WINFORM : Finally find out with some R&D. Please follow below steps.
1. Drag and Drop new chart control from ToolBox in new winform.
2. Remove default "Series1" as it's dynamically generated as per column values.
3. Assume that we have following sample datatable.

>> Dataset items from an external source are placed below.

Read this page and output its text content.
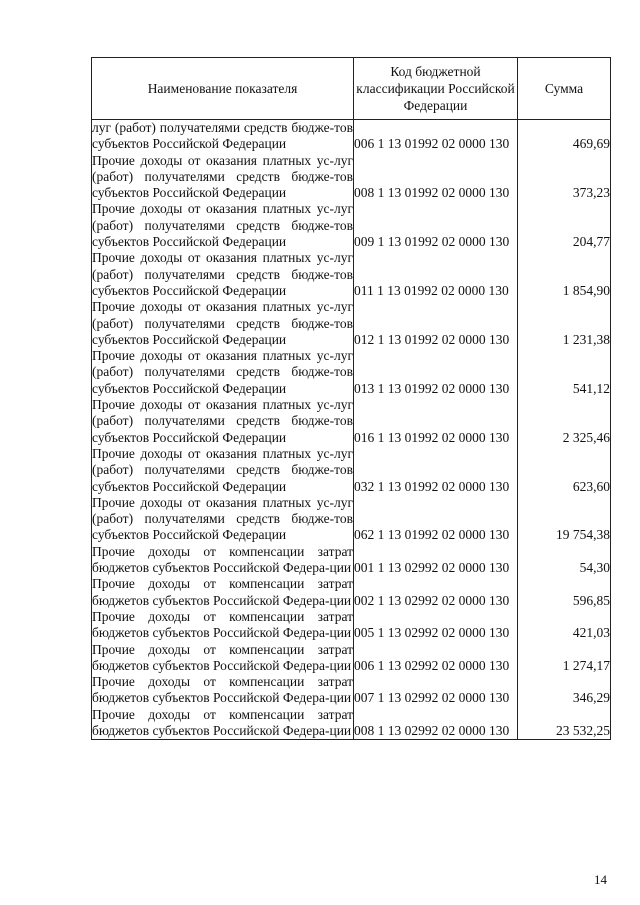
Наименование показателя	Код бюджетной классификации Российской Федерации	Сумма
луг (работ) получателями средств бюдже-тов субъектов Российской Федерации	006 1 13 01992 02 0000 130	469,69
Прочие доходы от оказания платных ус-луг (работ) получателями средств бюдже-тов субъектов Российской Федерации	008 1 13 01992 02 0000 130	373,23
Прочие доходы от оказания платных ус-луг (работ) получателями средств бюдже-тов субъектов Российской Федерации	009 1 13 01992 02 0000 130	204,77
Прочие доходы от оказания платных ус-луг (работ) получателями средств бюдже-тов субъектов Российской Федерации	011 1 13 01992 02 0000 130	1 854,90
Прочие доходы от оказания платных ус-луг (работ) получателями средств бюдже-тов субъектов Российской Федерации	012 1 13 01992 02 0000 130	1 231,38
Прочие доходы от оказания платных ус-луг (работ) получателями средств бюдже-тов субъектов Российской Федерации	013 1 13 01992 02 0000 130	541,12
Прочие доходы от оказания платных ус-луг (работ) получателями средств бюдже-тов субъектов Российской Федерации	016 1 13 01992 02 0000 130	2 325,46
Прочие доходы от оказания платных ус-луг (работ) получателями средств бюдже-тов субъектов Российской Федерации	032 1 13 01992 02 0000 130	623,60
Прочие доходы от оказания платных ус-луг (работ) получателями средств бюдже-тов субъектов Российской Федерации	062 1 13 01992 02 0000 130	19 754,38
Прочие доходы от компенсации затрат бюджетов субъектов Российской Федера-ции	001 1 13 02992 02 0000 130	54,30
Прочие доходы от компенсации затрат бюджетов субъектов Российской Федера-ции	002 1 13 02992 02 0000 130	596,85
Прочие доходы от компенсации затрат бюджетов субъектов Российской Федера-ции	005 1 13 02992 02 0000 130	421,03
Прочие доходы от компенсации затрат бюджетов субъектов Российской Федера-ции	006 1 13 02992 02 0000 130	1 274,17
Прочие доходы от компенсации затрат бюджетов субъектов Российской Федера-ции	007 1 13 02992 02 0000 130	346,29
Прочие доходы от компенсации затрат бюджетов субъектов Российской Федера-ции	008 1 13 02992 02 0000 130	23 532,25
14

public DataTable GetDataTable()
{
DataTable dt = new DataTable();
dt.Columns.Add("UtilizationDate", typeof(DateTime));
dt.Columns.Add("ProductionLine", typeof(string));
dt.Columns.Add("UtilizationValue", typeof(int));
DataRow dr = dt.NewRow();
dr[0] = DateTime.Now;
dr[1] = "Proy01";
dr[2] = 25;
dt.Rows.Add(dr);
dr = dt.NewRow();
dr[0] = DateTime.Now;
dr[1] = "Proy02";
dr[2] = 15;
dt.Rows.Add(dr);
dr = dt.NewRow();
dr[0] = DateTime.Now;
dr[1] = "Proy03";
dr[2] = 125;
dt.Rows.Add(dr);
dr = dt.NewRow();
dr[0] = DateTime.Now.AddMonths(1);
dr[1] = "Proy01";
dr[2] = 13;
dt.Rows.Add(dr);
dr = dt.NewRow();
dr[0] = DateTime.Now.AddMonths(1);
dr[1] = "Proy02";
dr[2] = 111;
dt.Rows.Add(dr);
dr = dt.NewRow();
dr[0] = DateTime.Now.AddMonths(1);
dr[1] = "Proy03";
dr[2] = 77;
dt.Rows.Add(dr);
dr = dt.NewRow();
dr[0] = DateTime.Now.AddMonths(2);
dr[1] = "Proy01";
dr[2] = 13;
dt.Rows.Add(dr);
dr = dt.NewRow();
dr[0] = DateTime.Now.AddMonths(2);
dr[1] = "Proy02";
dr[2] = 111;
dt.Rows.Add(dr);
dr = dt.NewRow();
dr[0] = DateTime.Now.AddMonths(2);
dr[1] = "Proy03";
dr[2] = 77;
dt.Rows.Add(dr);
return dt;
}
4. Now add following line of code using DataBindCrossTable.
chart1.ChartAreas["ChartArea1"].AxisX.IntervalType = DateTimeIntervalType.Months;
chart1.ChartAreas["ChartArea1"].AxisX.Interval = 1;
chart1.ChartAreas[0].AxisX.LabelStyle.Format = "MM-yy";
DataTable dt = GetDataTable();
chart1.DataBindCrossTable(dt.DefaultView, "ProductionLine", "UtilizationDate", "UtilizationValue", "Label=UtilizationValue");
foreach (Series item in chart1.Series)
{
item.IsValueShownAsLabel = true;
item["PixelPointWidth"] = "50";
item["DrawingStyle"] = "Cylinder";
item.XValueType = ChartValueType.DateTime;
}